Get More Info!

Announcement
Announcement
Stochastic approach-based method for evaluating solar rooftop hosting capacity of a distribution network

Student name: Mr Akshay Gattu
Guide: Dr Naqui Anwer
Year of completion: 2021
Host Organisation: GIZ India
Supervisor (Host Organisation): Mr Kuldeep Sharma
Abstract:

The energy sector is going through a paradigm shift where renewable energy sources are being mainstreamed in order to reverse climate change. Solar energy is going to play a major role in future energy systems. This can be seen in all major countries where price of solar PV is falling and is being promoted by all governments. India has set targets to achieve a solar power generation capacity of 100 GW by 2022, in which 40 GW has to come from rooftop solar systems. Both central and state governments have made policies accordingly to promote rooftop solar.
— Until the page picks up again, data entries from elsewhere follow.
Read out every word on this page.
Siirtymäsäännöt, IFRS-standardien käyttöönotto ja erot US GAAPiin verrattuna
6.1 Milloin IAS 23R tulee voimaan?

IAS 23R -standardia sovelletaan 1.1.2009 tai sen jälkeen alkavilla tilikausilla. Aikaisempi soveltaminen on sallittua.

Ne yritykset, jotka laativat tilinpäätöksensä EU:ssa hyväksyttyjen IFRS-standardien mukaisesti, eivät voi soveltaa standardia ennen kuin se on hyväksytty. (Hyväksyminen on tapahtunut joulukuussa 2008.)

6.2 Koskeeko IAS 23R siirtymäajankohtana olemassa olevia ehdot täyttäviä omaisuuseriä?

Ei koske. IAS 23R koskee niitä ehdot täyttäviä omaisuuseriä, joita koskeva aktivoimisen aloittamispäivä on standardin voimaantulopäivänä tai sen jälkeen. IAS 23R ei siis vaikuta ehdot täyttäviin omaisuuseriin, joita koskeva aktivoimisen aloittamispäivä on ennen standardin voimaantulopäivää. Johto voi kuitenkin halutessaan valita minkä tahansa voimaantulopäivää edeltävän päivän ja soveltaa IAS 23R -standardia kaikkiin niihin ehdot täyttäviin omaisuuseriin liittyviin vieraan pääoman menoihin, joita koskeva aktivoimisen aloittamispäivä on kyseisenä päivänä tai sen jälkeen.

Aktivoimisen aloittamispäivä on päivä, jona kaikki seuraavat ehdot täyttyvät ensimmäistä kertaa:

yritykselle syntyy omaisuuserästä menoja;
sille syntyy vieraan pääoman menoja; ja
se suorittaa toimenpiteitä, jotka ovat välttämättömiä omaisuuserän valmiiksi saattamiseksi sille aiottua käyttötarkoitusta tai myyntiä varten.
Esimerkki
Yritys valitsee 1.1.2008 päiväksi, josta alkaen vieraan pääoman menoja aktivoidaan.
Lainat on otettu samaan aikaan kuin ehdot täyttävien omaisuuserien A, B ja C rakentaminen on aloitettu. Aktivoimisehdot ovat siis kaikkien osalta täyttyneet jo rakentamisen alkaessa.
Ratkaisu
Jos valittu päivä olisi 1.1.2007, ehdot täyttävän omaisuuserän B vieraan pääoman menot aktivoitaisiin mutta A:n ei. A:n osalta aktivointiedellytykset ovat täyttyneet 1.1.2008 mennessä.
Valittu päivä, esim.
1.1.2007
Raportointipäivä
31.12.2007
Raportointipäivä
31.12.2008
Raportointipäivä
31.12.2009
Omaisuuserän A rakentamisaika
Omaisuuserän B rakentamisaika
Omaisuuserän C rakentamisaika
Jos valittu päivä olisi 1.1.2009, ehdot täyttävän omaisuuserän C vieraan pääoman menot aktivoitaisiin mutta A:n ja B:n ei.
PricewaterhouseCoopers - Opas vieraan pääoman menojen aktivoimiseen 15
As the penetration of rooftop solar is increasing the distribution utilities are starting to experience issues related to voltage, loading of equipment and power quality. This is because the traditional distribution networks are not designed to integrate distribution generation (DG) in large capacities. So in order to accommodate the growing DG capacity efficiently these affects need to be studied and addressed. One way of achieving this is to integrate a hosting capacity analysis of distribution network in the planning framework. Hosting Capacity (HC) is defined as the amount of distributed energy resources that can be incorporated into a given distribution network while keeping its performance within an acceptable range. This method is popularized in different parts of world where the distributed solar is already installed in large capacities. So this study envisages to present a stochastic approach based algorithm to evaluate hosting capacity and present recommendations for developing hosting capacity analysis framework for a utility. The demonstration study is carried out in DIgSILENT PowerFactory.

Key words: hosting capacity, rooftop solar, distribution network, stochastic approach.